Glycosylation at 158N of the hemagglutinin protein and receptor binding specificity synergistically affect the antigenicity and immunogenicity of a live attenuated H5N1 A/Vietnam/1203/2004 vaccine virus in ferrets

Abstract

A live attenuated influenza A/Vietnam/1203/2004 (H5N1) vaccine virus (VN04 ca) has receptor binding specificity to alpha2,3-linked sialosides (alpha2,3SAL), and a single dose induces a minimal serum antibody response in mice and ferrets. In contrast, A/Hong Kong/213/2003 (H5N1) vaccine virus (HK03 ca) binds to both alpha2,6SAL and alpha2,3SAL and generates a stronger serum antibody response in animals. Among the 9 amino acids that differed between the two H5 HA1 proteins, several HK03-specific residues enabled the VN04 ca virus to bind to both alpha2,3SAL and alpha2,6SAL receptors, but only the removal of the 158N glycosylation, together with an S227N change, resulted in more-efficient viral replication in the upper respiratory tract of ferrets and an increased serum antibody response. However, the antibody response was HK03 strain specific and did not significantly cross-neutralize VN04 virus. A second approach was taken to adapt the H5N1 VN04 ca virus in MDCK cells to select HA variants with larger plaque morphology. Although a number of large-plaque-size HA variants with amino acid changes in the HA receptor binding region were identified, none of these mutations affected virus receptor binding preference and immunogenicity. In addition, the known receptor binding site changes, Q226L and G228S, were introduced into the HA protein of the VN04 ca virus. Only in conjunction with the removal of the 158N glycosylation did the virus replicate efficiently in the upper respiratory tract of ferrets and became more immunogenic, yet the response was also HK03 specific. Thus, the mask of the antigenic epitopes by 158N glycosylation at the HA globular head and its alpha2,3SAL binding preference of VN04 ca virus affect virus antigenicity and replication in the host, resulting in a lower antibody response.

FIG. 1.

Plaque morphology of the H5N1 VN04 ca virus passaged in MDCK cells.
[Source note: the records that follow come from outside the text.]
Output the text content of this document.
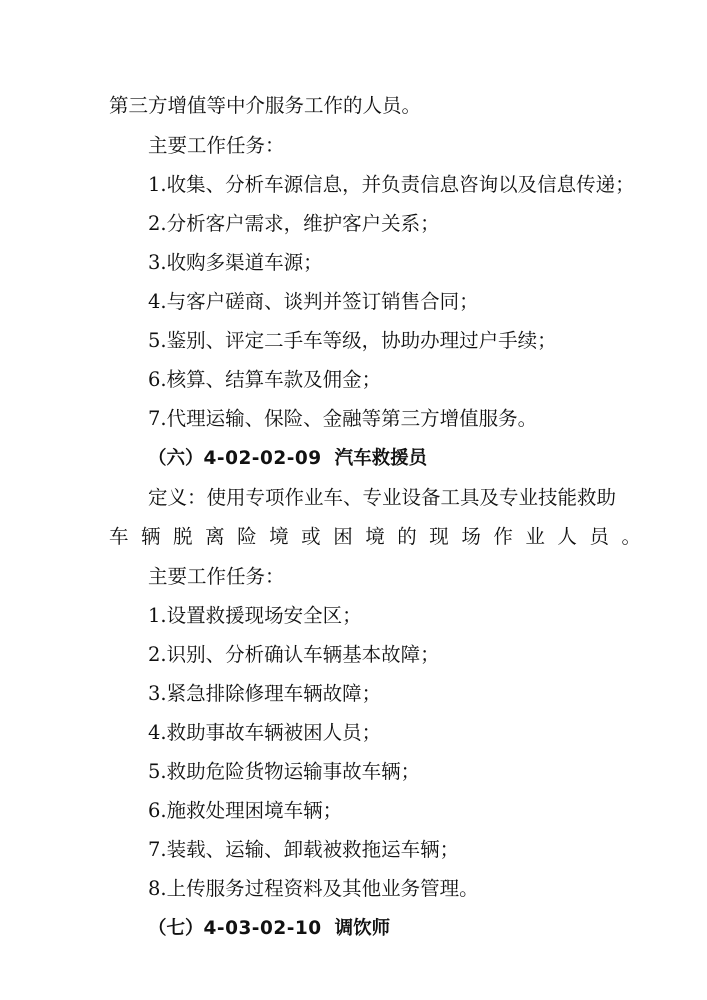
第三方增值等中介服务工作的人员。
主要工作任务：
1.收集、分析车源信息，并负责信息咨询以及信息传递；
2.分析客户需求，维护客户关系；
3.收购多渠道车源；
4.与客户磋商、谈判并签订销售合同；
5.鉴别、评定二手车等级，协助办理过户手续；
6.核算、结算车款及佣金；
7.代理运输、保险、金融等第三方增值服务。
（六）4-02-02-09 汽车救援员
定义：使用专项作业车、专业设备工具及专业技能救助
车辆脱离险境或困境的现场作业人员。
主要工作任务：
1.设置救援现场安全区；
2.识别、分析确认车辆基本故障；
3.紧急排除修理车辆故障；
4.救助事故车辆被困人员；
5.救助危险货物运输事故车辆；
6.施救处理困境车辆；
7.装载、运输、卸载被救拖运车辆；
8.上传服务过程资料及其他业务管理。
（七）4-03-02-10 调饮师
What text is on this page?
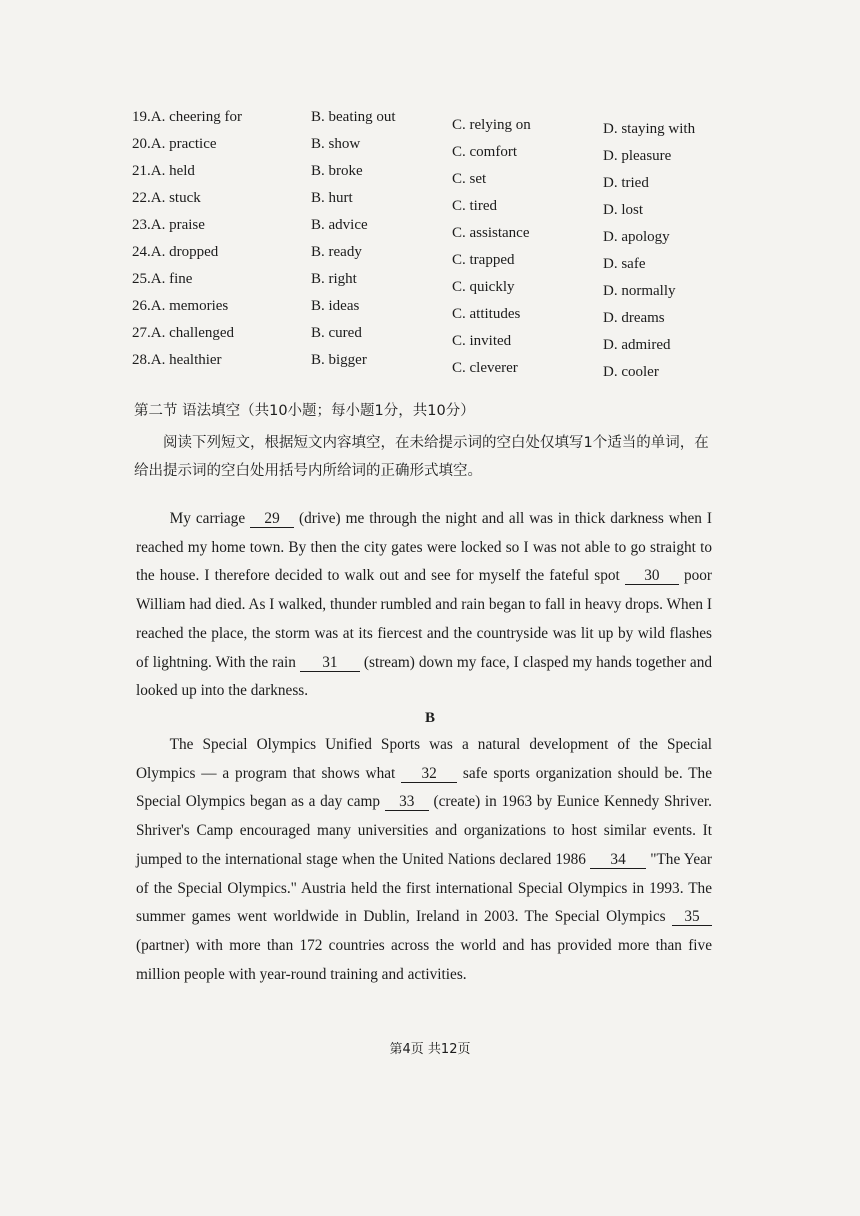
19.A. cheering for	B. beating out	C. relying on	D. staying with
20.A. practice	B. show	C. comfort	D. pleasure
21.A. held	B. broke	C. set	D. tried
22.A. stuck	B. hurt	C. tired	D. lost
23.A. praise	B. advice	C. assistance	D. apology
24.A. dropped	B. ready	C. trapped	D. safe
25.A. fine	B. right	C. quickly	D. normally
26.A. memories	B. ideas	C. attitudes	D. dreams
27.A. challenged	B. cured	C. invited	D. admired
28.A. healthier	B. bigger	C. cleverer	D. cooler
第二节 语法填空（共10小题；每小题1分，共10分）

阅读下列短文，根据短文内容填空，在未给提示词的空白处仅填写1个适当的单词，在给出提示词的空白处用括号内所给词的正确形式填空。

My carriage 29 (drive) me through the night and all was in thick darkness when I reached my home town. By then the city gates were locked so I was not able to go straight to the house. I therefore decided to walk out and see for myself the fateful spot 30 poor William had died. As I walked, thunder rumbled and rain began to fall in heavy drops. When I reached the place, the storm was at its fiercest and the countryside was lit up by wild flashes of lightning. With the rain 31 (stream) down my face, I clasped my hands together and looked up into the darkness.

B

The Special Olympics Unified Sports was a natural development of the Special Olympics — a program that shows what 32 safe sports organization should be. The Special Olympics began as a day camp 33 (create) in 1963 by Eunice Kennedy Shriver. Shriver's Camp encouraged many universities and organizations to host similar events. It jumped to the international stage when the United Nations declared 1986 34 "The Year of the Special Olympics." Austria held the first international Special Olympics in 1993. The summer games went worldwide in Dublin, Ireland in 2003. The Special Olympics 35 (partner) with more than 172 countries across the world and has provided more than five million people with year-round training and activities.

第4页 共12页
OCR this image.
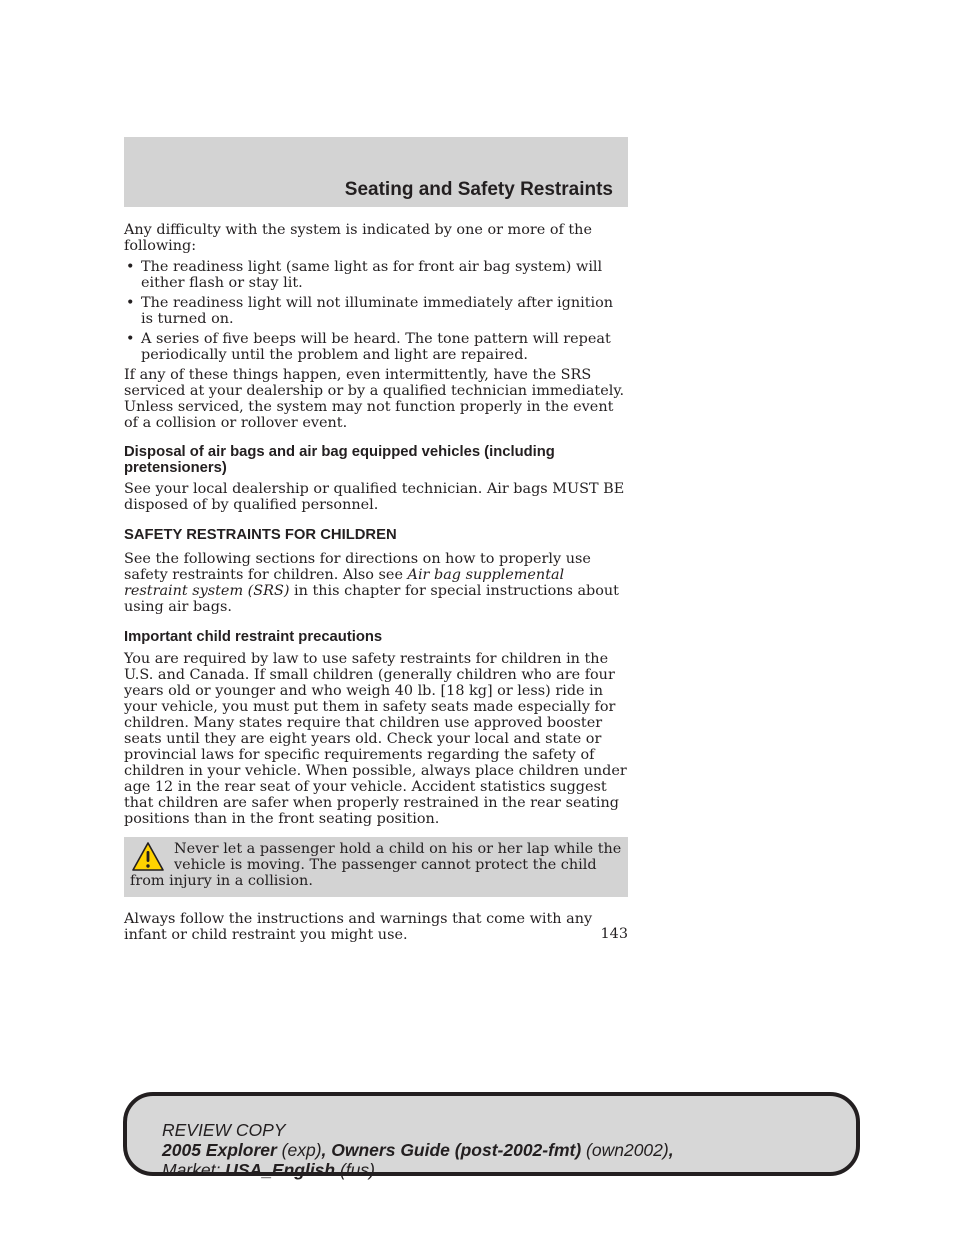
Seating and Safety Restraints

Any difficulty with the system is indicated by one or more of the following:

• The readiness light (same light as for front air bag system) will either flash or stay lit.
• The readiness light will not illuminate immediately after ignition is turned on.
• A series of five beeps will be heard. The tone pattern will repeat periodically until the problem and light are repaired.

If any of these things happen, even intermittently, have the SRS serviced at your dealership or by a qualified technician immediately. Unless serviced, the system may not function properly in the event of a collision or rollover event.

Disposal of air bags and air bag equipped vehicles (including pretensioners)

See your local dealership or qualified technician. Air bags MUST BE disposed of by qualified personnel.

SAFETY RESTRAINTS FOR CHILDREN

See the following sections for directions on how to properly use safety restraints for children. Also see Air bag supplemental restraint system (SRS) in this chapter for special instructions about using air bags.

Important child restraint precautions

You are required by law to use safety restraints for children in the U.S. and Canada. If small children (generally children who are four years old or younger and who weigh 40 lb. [18 kg] or less) ride in your vehicle, you must put them in safety seats made especially for children. Many states require that children use approved booster seats until they are eight years old. Check your local and state or provincial laws for specific requirements regarding the safety of children in your vehicle. When possible, always place children under age 12 in the rear seat of your vehicle. Accident statistics suggest that children are safer when properly restrained in the rear seating positions than in the front seating position.

Never let a passenger hold a child on his or her lap while the vehicle is moving. The passenger cannot protect the child from injury in a collision.

Always follow the instructions and warnings that come with any infant or child restraint you might use.	143
REVIEW COPY
2005 Explorer (exp), Owners Guide (post-2002-fmt) (own2002),
Market: USA_English (fus)
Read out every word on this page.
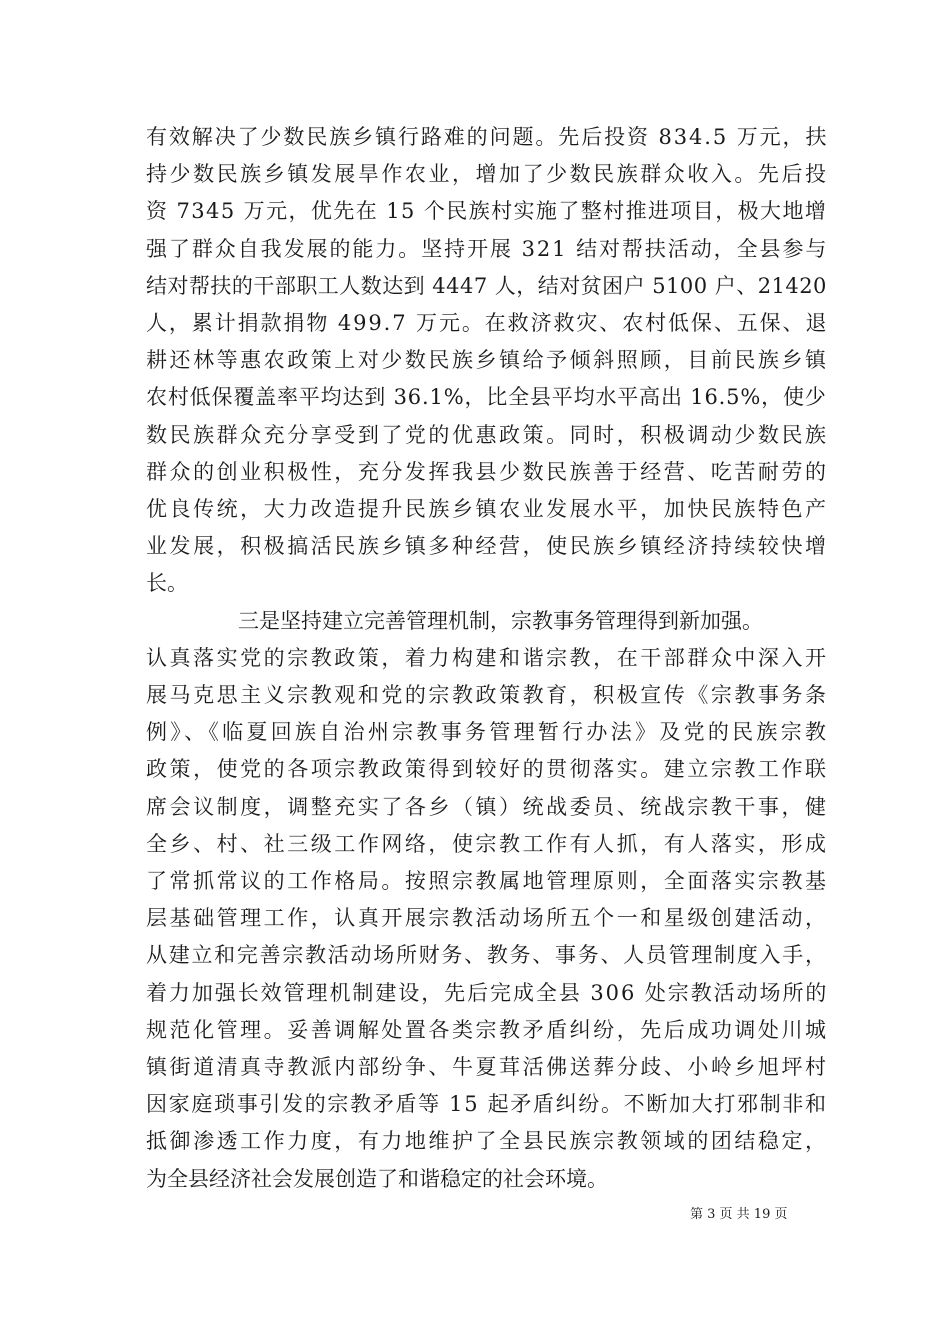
有效解决了少数民族乡镇行路难的问题。先后投资 834.5 万元，扶
持少数民族乡镇发展旱作农业，增加了少数民族群众收入。先后投
资 7345 万元，优先在 15 个民族村实施了整村推进项目，极大地增
强了群众自我发展的能力。坚持开展 321 结对帮扶活动，全县参与
结对帮扶的干部职工人数达到 4447 人，结对贫困户 5100 户、21420
人，累计捐款捐物 499.7 万元。在救济救灾、农村低保、五保、退
耕还林等惠农政策上对少数民族乡镇给予倾斜照顾，目前民族乡镇
农村低保覆盖率平均达到 36.1%，比全县平均水平高出 16.5%，使少
数民族群众充分享受到了党的优惠政策。同时，积极调动少数民族
群众的创业积极性，充分发挥我县少数民族善于经营、吃苦耐劳的
优良传统，大力改造提升民族乡镇农业发展水平，加快民族特色产
业发展，积极搞活民族乡镇多种经营，使民族乡镇经济持续较快增
长。
三是坚持建立完善管理机制，宗教事务管理得到新加强。
认真落实党的宗教政策，着力构建和谐宗教，在干部群众中深入开
展马克思主义宗教观和党的宗教政策教育，积极宣传《宗教事务条
例》、《临夏回族自治州宗教事务管理暂行办法》及党的民族宗教
政策，使党的各项宗教政策得到较好的贯彻落实。建立宗教工作联
席会议制度，调整充实了各乡（镇）统战委员、统战宗教干事，健
全乡、村、社三级工作网络，使宗教工作有人抓，有人落实，形成
了常抓常议的工作格局。按照宗教属地管理原则，全面落实宗教基
层基础管理工作，认真开展宗教活动场所五个一和星级创建活动，
从建立和完善宗教活动场所财务、教务、事务、人员管理制度入手，
着力加强长效管理机制建设，先后完成全县 306 处宗教活动场所的
规范化管理。妥善调解处置各类宗教矛盾纠纷，先后成功调处川城
镇街道清真寺教派内部纷争、牛夏茸活佛送葬分歧、小岭乡旭坪村
因家庭琐事引发的宗教矛盾等 15 起矛盾纠纷。不断加大打邪制非和
抵御渗透工作力度，有力地维护了全县民族宗教领域的团结稳定，
为全县经济社会发展创造了和谐稳定的社会环境。
第 3 页 共 19 页
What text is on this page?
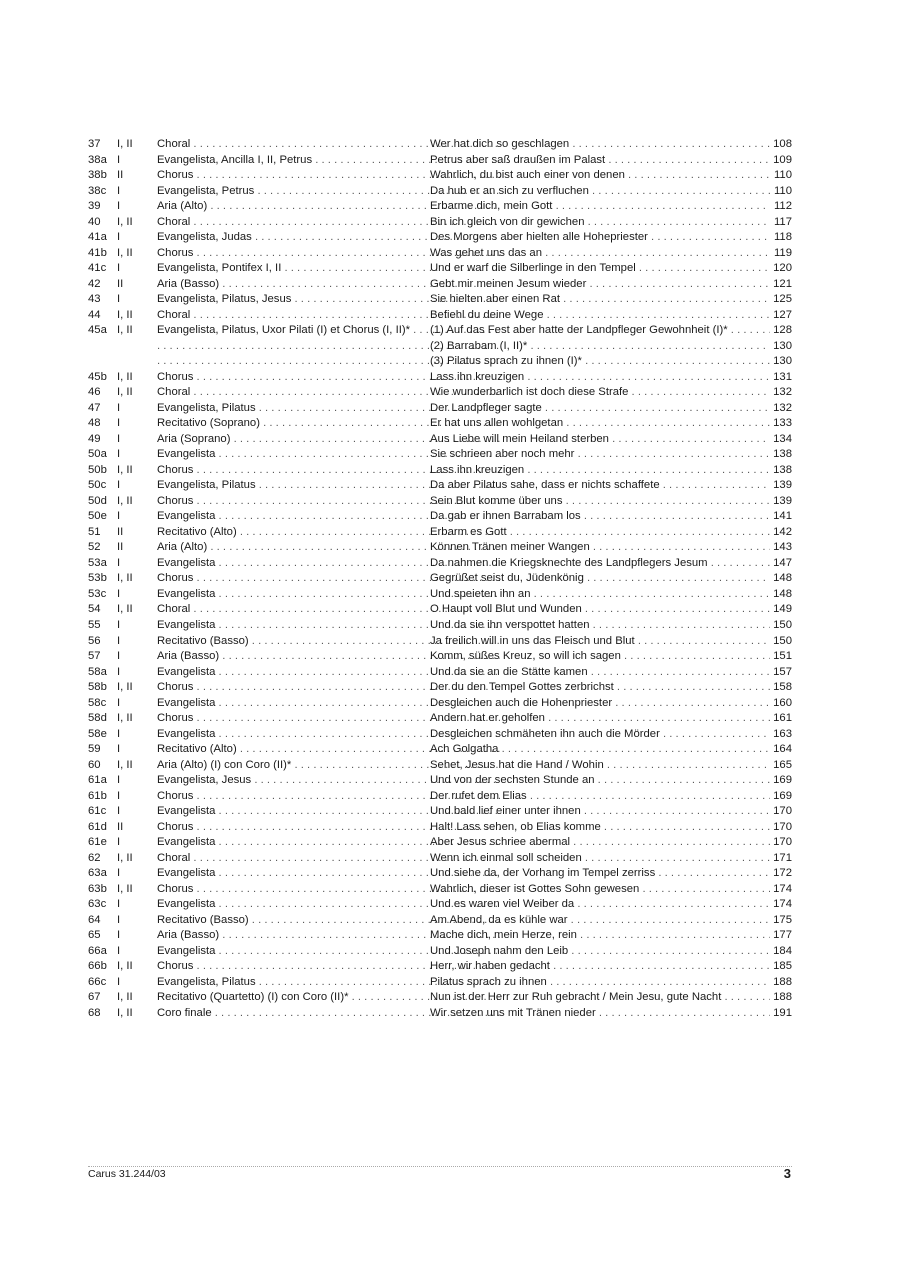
37 I, II Choral . . .	Wer hat dich so geschlagen . . .	108
38a I	Evangelista, Ancilla I, II, Petrus . . .	Petrus aber saß draußen im Palast . . .	109
38b II	Chorus . . .	Wahrlich, du bist auch einer von denen . . .	110
38c I	Evangelista, Petrus . . .	Da hub er an sich zu verfluchen . . .	110
39 I	Aria (Alto) . . .	Erbarme dich, mein Gott . . .	112
40 I, II Choral . . .	Bin ich gleich von dir gewichen . . .	117
41a I	Evangelista, Judas . . .	Des Morgens aber hielten alle Hohepriester . . .	118
41b I, II Chorus . . .	Was gehet uns das an . . .	119
41c I	Evangelista, Pontifex I, II . . .	Und er warf die Silberlinge in den Tempel . . .	120
42 II	Aria (Basso) . . .	Gebt mir meinen Jesum wieder . . .	121
43 I	Evangelista, Pilatus, Jesus . . .	Sie hielten aber einen Rat . . .	125
44 I, II Choral . . .	Befiehl du deine Wege . . .	127
45a I, II Evangelista, Pilatus, Uxor Pilati (I) et Chorus (I, II)* . . .	(1) Auf das Fest aber hatte der Landpfleger Gewohnheit (I)* . . .	128
. . .
(2) Barrabam (I, II)* . . .	130
. . .
(3) Pilatus sprach zu ihnen (I)* . . .	130
45b I, II Chorus . . .	Lass ihn kreuzigen . . .	131
46 I, II Choral . . .	Wie wunderbarlich ist doch diese Strafe . . .	132
47 I	Evangelista, Pilatus . . .	Der Landpfleger sagte . . .	132
48 I	Recitativo (Soprano) . . .	Er hat uns allen wohlgetan . . .	133
49 I	Aria (Soprano) . . .	Aus Liebe will mein Heiland sterben . . .	134
50a I	Evangelista . . .	Sie schrieen aber noch mehr . . .	138
50b I, II Chorus . . .	Lass ihn kreuzigen . . .	138
50c I	Evangelista, Pilatus . . .	Da aber Pilatus sahe, dass er nichts schaffete . . .	139
50d I, II Chorus . . .	Sein Blut komme über uns . . .	139
50e I	Evangelista . . .	Da gab er ihnen Barrabam los . . .	141
51 II	Recitativo (Alto) . . .	Erbarm es Gott . . .	142
52 II	Aria (Alto) . . .	Können Tränen meiner Wangen . . .	143
53a I	Evangelista . . .	Da nahmen die Kriegsknechte des Landpflegers Jesum . . .	147
53b I, II Chorus . . .	Gegrüßet seist du, Jüdenkönig . . .	148
53c I	Evangelista . . .	Und speieten ihn an . . .	148
54 I, II Choral . . .	O Haupt voll Blut und Wunden . . .	149
55 I	Evangelista . . .	Und da sie ihn verspottet hatten . . .	150
56 I	Recitativo (Basso) . . .	Ja freilich will in uns das Fleisch und Blut . . .	150
57 I	Aria (Basso) . . .	Komm, süßes Kreuz, so will ich sagen . . .	151
58a I	Evangelista . . .	Und da sie an die Stätte kamen . . .	157
58b I, II Chorus . . .	Der du den Tempel Gottes zerbrichst . . .	158
58c I	Evangelista . . .	Desgleichen auch die Hohenpriester . . .	160
58d I, II Chorus . . .	Andern hat er geholfen . . .	161
58e I	Evangelista . . .	Desgleichen schmäheten ihn auch die Mörder . . .	163
59 I	Recitativo (Alto) . . .	Ach Golgatha . . .	164
60 I, II Aria (Alto) (I) con Coro (II)* . . .	Sehet, Jesus hat die Hand / Wohin . . .	165
61a I	Evangelista, Jesus . . .	Und von der sechsten Stunde an . . .	169
61b I	Chorus . . .	Der rufet dem Elias . . .	169
61c I	Evangelista . . .	Und bald lief einer unter ihnen . . .	170
61d II	Chorus . . .	Halt! Lass sehen, ob Elias komme . . .	170
61e I	Evangelista . . .	Aber Jesus schriee abermal . . .	170
62 I, II Choral . . .	Wenn ich einmal soll scheiden . . .	171
63a I	Evangelista . . .	Und siehe da, der Vorhang im Tempel zerriss . . .	172
63b I, II Chorus . . .	Wahrlich, dieser ist Gottes Sohn gewesen . . .	174
63c I	Evangelista . . .	Und es waren viel Weiber da . . .	174
64 I	Recitativo (Basso) . . .	Am Abend, da es kühle war . . .	175
65 I	Aria (Basso) . . .	Mache dich, mein Herze, rein . . .	177
66a I	Evangelista . . .	Und Joseph nahm den Leib . . .	184
66b I, II Chorus . . .	Herr, wir haben gedacht . . .	185
66c I	Evangelista, Pilatus . . .	Pilatus sprach zu ihnen . . .	188
67 I, II Recitativo (Quartetto) (I) con Coro (II)* . . .	Nun ist der Herr zur Ruh gebracht / Mein Jesu, gute Nacht . . .	188
68 I, II Coro finale . . .	Wir setzen uns mit Tränen nieder . . .	191
Carus 31.244/03	3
MDCK cells were infected with the VN04 ca virus at a MOI of 0.01, and virus supernatants collected at passages 1, 3, and 6 were examined by plaque assay in MDCK cells. The viruses in the later passages exhibited large-plaque morphology compared to the viruses in the earlier passage.

FIG. 2.

Examination of glycosylation of the H5N1 HA proteins by Western blotting. Viruses were amplified in eggs, concentrated by centrifugation, and electrophoresed on 10% polyacrylamide gel containing 0.1% SDS. The HA1 proteins were detected by using polyclonal anti-VN04 antibody. The 158N glycosylated (CHO-HA1) with 160T and nonglycosylated HA1 (HA1) with 160A proteins are indicated.